Hace pocas semanas compré lo que no se había vendido en el día en una pescadería. Pagué más barato y me dieron un rejunte de pescados que desconocía. Llegué a casa y me dispuse a cocinar uno. Lo escaneé con el celular usando Google Lens, la aplicación con la que nos informamos de casi todo lo que el cerebro desconoce del entorno. De inmediato, el artefacto definió qué era eso que sostenía en la mano izquierda mientras le apuntaba con el ojo de la cámara desde la derecha. Informó sobre cómo se cocina, su origen, subespecie a la que pertenece, características anatómicas, lugares donde crece y pulula, e incluso, en una de las páginas sugeridas, en qué obras de literatura había aparecido ese ex pez, ahora pescado, y hasta por qué en castellano se establece la diferencia entre pez y pescado. En pocas palabras, el dispositivo dijo todo, o así lo intuí porque no leí cada página señalada (lo cual es imposible). Solamente tuve acceso a ellas como sugerencia, que como tal conforma un texto mayor, cuasi infinito, imposible de leer. 

Lo importante es que tal situación me iluminó, produjo un contrapunto entre las falanges esponjosas de la mano izquierda (a causa de la viscosidad animal) y las de la derecha “dedeando”, como tilda un amigo al gesto diario, el celular.

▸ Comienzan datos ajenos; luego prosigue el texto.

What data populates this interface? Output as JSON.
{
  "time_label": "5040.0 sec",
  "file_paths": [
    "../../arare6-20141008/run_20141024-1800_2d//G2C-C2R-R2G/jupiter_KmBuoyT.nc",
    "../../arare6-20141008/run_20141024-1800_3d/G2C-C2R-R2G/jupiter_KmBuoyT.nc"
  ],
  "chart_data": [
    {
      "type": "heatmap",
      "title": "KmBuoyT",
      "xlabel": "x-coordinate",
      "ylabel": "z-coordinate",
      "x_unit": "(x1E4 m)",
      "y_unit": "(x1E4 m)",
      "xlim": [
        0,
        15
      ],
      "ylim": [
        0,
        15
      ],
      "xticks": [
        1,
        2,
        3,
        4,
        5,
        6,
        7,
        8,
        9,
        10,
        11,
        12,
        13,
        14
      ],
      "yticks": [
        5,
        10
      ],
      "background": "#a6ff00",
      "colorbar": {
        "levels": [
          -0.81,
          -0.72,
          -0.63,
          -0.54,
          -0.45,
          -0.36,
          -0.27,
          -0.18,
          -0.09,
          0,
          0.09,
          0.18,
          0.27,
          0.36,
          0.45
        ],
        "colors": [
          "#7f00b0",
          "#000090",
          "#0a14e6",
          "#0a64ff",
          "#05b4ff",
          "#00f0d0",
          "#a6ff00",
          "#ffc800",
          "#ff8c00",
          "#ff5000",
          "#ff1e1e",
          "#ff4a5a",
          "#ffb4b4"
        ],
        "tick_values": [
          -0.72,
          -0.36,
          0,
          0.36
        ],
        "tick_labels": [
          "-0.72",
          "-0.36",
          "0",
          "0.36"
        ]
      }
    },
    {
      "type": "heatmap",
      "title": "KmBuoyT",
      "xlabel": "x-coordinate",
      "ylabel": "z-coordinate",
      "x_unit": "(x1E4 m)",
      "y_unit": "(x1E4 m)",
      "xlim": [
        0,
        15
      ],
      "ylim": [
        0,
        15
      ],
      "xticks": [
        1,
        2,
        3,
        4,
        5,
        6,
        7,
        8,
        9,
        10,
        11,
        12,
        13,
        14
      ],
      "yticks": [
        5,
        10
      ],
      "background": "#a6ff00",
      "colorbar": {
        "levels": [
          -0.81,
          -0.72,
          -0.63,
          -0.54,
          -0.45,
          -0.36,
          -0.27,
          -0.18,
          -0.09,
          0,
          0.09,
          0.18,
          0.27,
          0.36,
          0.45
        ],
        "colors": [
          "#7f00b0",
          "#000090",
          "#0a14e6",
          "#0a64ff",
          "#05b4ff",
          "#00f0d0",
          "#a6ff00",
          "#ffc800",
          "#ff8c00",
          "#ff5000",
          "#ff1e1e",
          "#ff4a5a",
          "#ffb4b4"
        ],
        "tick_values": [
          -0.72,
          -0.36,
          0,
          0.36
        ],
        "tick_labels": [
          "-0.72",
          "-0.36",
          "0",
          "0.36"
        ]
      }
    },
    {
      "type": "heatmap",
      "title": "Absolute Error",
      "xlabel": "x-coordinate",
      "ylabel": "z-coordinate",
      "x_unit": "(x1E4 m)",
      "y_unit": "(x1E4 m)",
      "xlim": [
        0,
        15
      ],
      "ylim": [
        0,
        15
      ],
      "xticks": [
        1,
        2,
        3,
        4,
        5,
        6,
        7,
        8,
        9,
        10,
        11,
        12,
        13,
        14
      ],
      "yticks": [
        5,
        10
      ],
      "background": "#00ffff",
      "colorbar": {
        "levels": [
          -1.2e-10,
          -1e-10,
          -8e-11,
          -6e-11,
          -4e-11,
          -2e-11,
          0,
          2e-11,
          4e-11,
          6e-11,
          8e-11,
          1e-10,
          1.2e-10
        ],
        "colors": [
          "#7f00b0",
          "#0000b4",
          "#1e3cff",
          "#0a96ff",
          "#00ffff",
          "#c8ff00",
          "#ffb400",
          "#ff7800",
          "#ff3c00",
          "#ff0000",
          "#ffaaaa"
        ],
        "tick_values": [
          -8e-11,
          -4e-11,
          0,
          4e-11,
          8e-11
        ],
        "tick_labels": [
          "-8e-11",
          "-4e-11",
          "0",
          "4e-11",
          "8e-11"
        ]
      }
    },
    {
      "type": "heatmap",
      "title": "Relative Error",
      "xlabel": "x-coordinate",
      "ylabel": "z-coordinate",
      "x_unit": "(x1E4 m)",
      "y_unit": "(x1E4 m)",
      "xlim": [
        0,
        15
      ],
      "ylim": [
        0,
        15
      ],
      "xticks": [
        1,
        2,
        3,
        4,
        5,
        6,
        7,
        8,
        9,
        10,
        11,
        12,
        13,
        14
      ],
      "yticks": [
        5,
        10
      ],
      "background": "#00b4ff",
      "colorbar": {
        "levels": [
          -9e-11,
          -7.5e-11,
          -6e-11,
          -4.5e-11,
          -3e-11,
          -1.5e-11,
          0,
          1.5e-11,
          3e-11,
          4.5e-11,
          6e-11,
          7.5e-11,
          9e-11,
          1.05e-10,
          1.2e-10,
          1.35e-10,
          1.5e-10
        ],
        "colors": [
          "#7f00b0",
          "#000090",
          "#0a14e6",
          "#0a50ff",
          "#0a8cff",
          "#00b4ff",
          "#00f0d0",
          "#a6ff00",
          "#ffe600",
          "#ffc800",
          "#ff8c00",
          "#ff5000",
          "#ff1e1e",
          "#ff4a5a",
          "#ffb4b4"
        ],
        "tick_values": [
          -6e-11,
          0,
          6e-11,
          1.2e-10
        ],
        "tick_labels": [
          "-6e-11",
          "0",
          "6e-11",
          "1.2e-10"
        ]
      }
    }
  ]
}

Digo iluminación porque en un microsegundo vi el momento en el que existimos, la realidad histórica que nos toca, la verdad del presente y todo lo demás. 

“Ya no hay cosas”, me dije, “ya no hay cosas, sean animales, objetos inanimados, hombres, o cosas, simplemente cosas”. Se dibujó la matrix entre las ideas y seguí diciendo: “Hay textos, códigos, materiales de lectura, superficies de signos”. Y concluí para mi tranquilidad: “Todo está escrito”. A esta altura le hincaba el cuchillo al pescado para abrirlo y sacarle las vísceras. “Todo puede ser leído”, agregué mientras lo salaba. 

Esto no le gusta a los autoritarios
El ejercicio del periodismo profesional y crítico es un pilar fundamental de la democracia. Por eso molesta a quienes creen ser los dueños de la verdad.
Hoy más que nunca Suscribite

Desde hace años que ocurre algo por el estilo en todos los registros de la experiencia “humana”. Si eso que se llama “revolución digital” tiene sentido, es que las cosas ya no son cosas, sino textos conectados entre sí, códigos y criptografías, una informática en red que, por medio de las fórmulas algorítmicas de la vida digital, hizo lo que no se había pensado que se pudiera hacer sin magia: meter palabras adentro de cosas. “Así estamos”, concluí. 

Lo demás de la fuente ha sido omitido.